Redtenbacher, Sohn eines Eisenhändlers aus Steyr, erhielt eine kaufmännische Ausbildung. Nach einem kurzen Intermezzo als Technischer Zeichner in der Baudirektion Linz besuchte er von 1825 bis 1829 das Polytechnikum in Wien. Dort verblieb er bis 1834 als Assistent von Johann Arzberger. 1835 erfolgte seine Berufung an die Höhere Industrieschule in Zürich als Professor für Mathematik und Geometrie.

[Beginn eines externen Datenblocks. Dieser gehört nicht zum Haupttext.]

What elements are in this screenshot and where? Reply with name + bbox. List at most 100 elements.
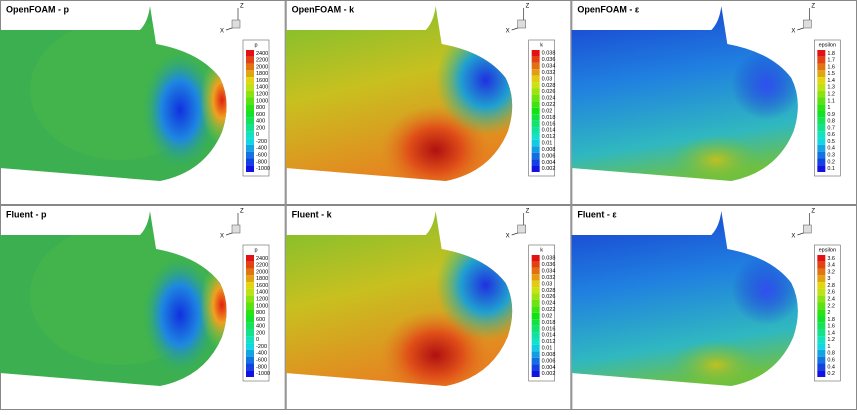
legend-swatch [246,165,254,172]
legend-swatch [246,63,254,71]
panel: Fluent - p ZXp240022002000180016001400120… [0,205,286,410]
legend-swatch [246,83,254,91]
panel-title: Fluent - ε [577,209,617,219]
legend-label: 0.008 [542,352,556,358]
legend-label: 0.032 [542,275,556,281]
legend-label: 1.4 [827,78,835,84]
legend-label: 0.018 [542,320,556,326]
field-blob [142,50,218,170]
panel-title: OpenFOAM - p [6,4,69,14]
legend-swatch [246,131,254,139]
legend-swatch [246,288,254,296]
legend-label: -200 [256,139,267,145]
legend-label: 0.022 [542,307,556,313]
legend-swatch [817,329,826,337]
legend-label: 0.006 [542,153,556,159]
panel-title: OpenFOAM - ε [577,4,639,14]
legend-label: 1.4 [827,330,835,336]
legend-swatch [531,370,540,377]
triad-z: Z [811,4,815,10]
legend-label: 1.1 [827,98,835,104]
legend-label: 0.01 [542,346,553,352]
legend-swatch [531,332,540,339]
triad-z: Z [526,209,530,215]
legend-swatch [817,158,826,166]
triad-x: X [791,29,795,35]
legend-swatch [531,94,540,102]
legend-label: 0.03 [542,281,553,287]
legend-label: 200 [256,330,265,336]
legend-label: 0.7 [827,125,835,131]
legend-label: 0.036 [542,57,556,63]
legend-label: 0.032 [542,70,556,76]
field-blob [200,260,227,350]
legend-swatch [246,268,254,276]
legend-swatch [246,329,254,337]
legend-swatch [531,287,540,294]
legend-label: -200 [256,344,267,350]
legend-swatch [246,309,254,316]
legend-swatch [531,165,540,172]
legend-label: 1.2 [827,337,835,343]
legend-swatch [531,261,540,268]
panel-title: Fluent - k [292,209,333,219]
legend-label: 0.5 [827,139,835,145]
triad-x: X [506,234,510,240]
legend-swatch [817,63,826,71]
legend-swatch [246,370,254,377]
legend-swatch [246,316,254,323]
legend-swatch [817,268,826,276]
contour-field [0,6,227,181]
legend-swatch [531,82,540,89]
legend-swatch [246,255,254,262]
legend-swatch [817,295,826,303]
legend-swatch [531,274,540,281]
legend-label: 0 [256,132,259,138]
legend-swatch [531,88,540,95]
legend-label: 0.016 [542,326,556,332]
legend-swatch [817,117,826,125]
legend-swatch [531,146,540,153]
legend-label: 0.4 [827,146,835,152]
legend-label: 800 [256,310,265,316]
legend-swatch [246,343,254,350]
panel: Fluent - k ZXk0.0380.0360.0340.0320.030.0… [285,205,572,410]
legend-label: 1000 [256,303,268,309]
legend-label: 2200 [256,263,268,269]
legend-swatch [817,165,826,172]
legend-label: 0.024 [542,301,556,307]
legend-swatch [817,336,826,344]
legend-label: 1 [827,344,830,350]
legend-swatch [246,97,254,105]
legend-title: epsilon [819,42,836,48]
legend-swatch [817,370,826,377]
legend-swatch [246,336,254,344]
legend-swatch [246,261,254,269]
legend-swatch [246,363,254,371]
legend-label: 0.028 [542,83,556,89]
legend-label: 0.6 [827,132,835,138]
legend-label: 3 [827,276,830,282]
legend-swatch [531,159,540,166]
triad-z: Z [240,4,244,10]
legend-label: 0.2 [827,371,835,377]
legend-swatch [817,104,826,111]
legend-swatch [531,267,540,275]
legend-label: 3.2 [827,269,835,275]
legend-label: 1800 [256,71,268,77]
legend-label: 0.8 [827,351,835,357]
legend-swatch [531,101,540,108]
panel: OpenFOAM - k ZXk0.0380.0360.0340.0320.030… [285,0,572,205]
triad-x: X [220,29,224,35]
legend-swatch [531,133,540,140]
legend-label: -1000 [256,371,270,377]
legend-swatch [246,158,254,166]
legend-swatch [246,77,254,84]
legend-swatch [531,351,540,358]
legend-label: 0.03 [542,76,553,82]
triad-box [517,224,526,234]
triad-x: X [220,234,224,240]
legend-swatch [817,90,826,98]
legend-label: 0.02 [542,313,553,319]
legend-label: 1.6 [827,64,835,70]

1840 wurde er als Nachfolger von Professor Wilhelm Ludwig Volz an die Großherzogliche Badische Polytechnische Schule in Karlsruhe berufen. Redtenbacher verknüpfte sein Engagement mit der Bedingung der Reorganisation der zugehörigen Höheren Gewerbeschule. So wurde sie in zwei Fachschulen geteilt: eine chemisch-technische sowie eine mechanisch-technische Schule, deren Vorstand Redtenbacher wurde. Im Jahr 1841 wurde er schließlich Professor für Mechanik und Maschinenlehre am Polytechnikum Karlsruhe, wo er durch seine anschaulichen und lebendigen Vorlesungen einen ausgezeichneten Ruf unter den Studenten erreichte. Dies führte zu immer mehr Studierenden in der Maschinenbauschule in Karlsruhe, wobei im Jahr 1860 mit 359 ein vorläufiger Rekord erreicht wurde. Redtenbacher führte während seinen Vorlesungen diejenigen Lehrgebiete ein, die man später als „Theoretische Maschinenlehre“ bezeichnet hat. Er behandelte aber auch Gebiete wie Spinnerei und Weberei. Somit umfasste sein Vorlesungsinhalt den gesamten damals bekannten Maschinenbau.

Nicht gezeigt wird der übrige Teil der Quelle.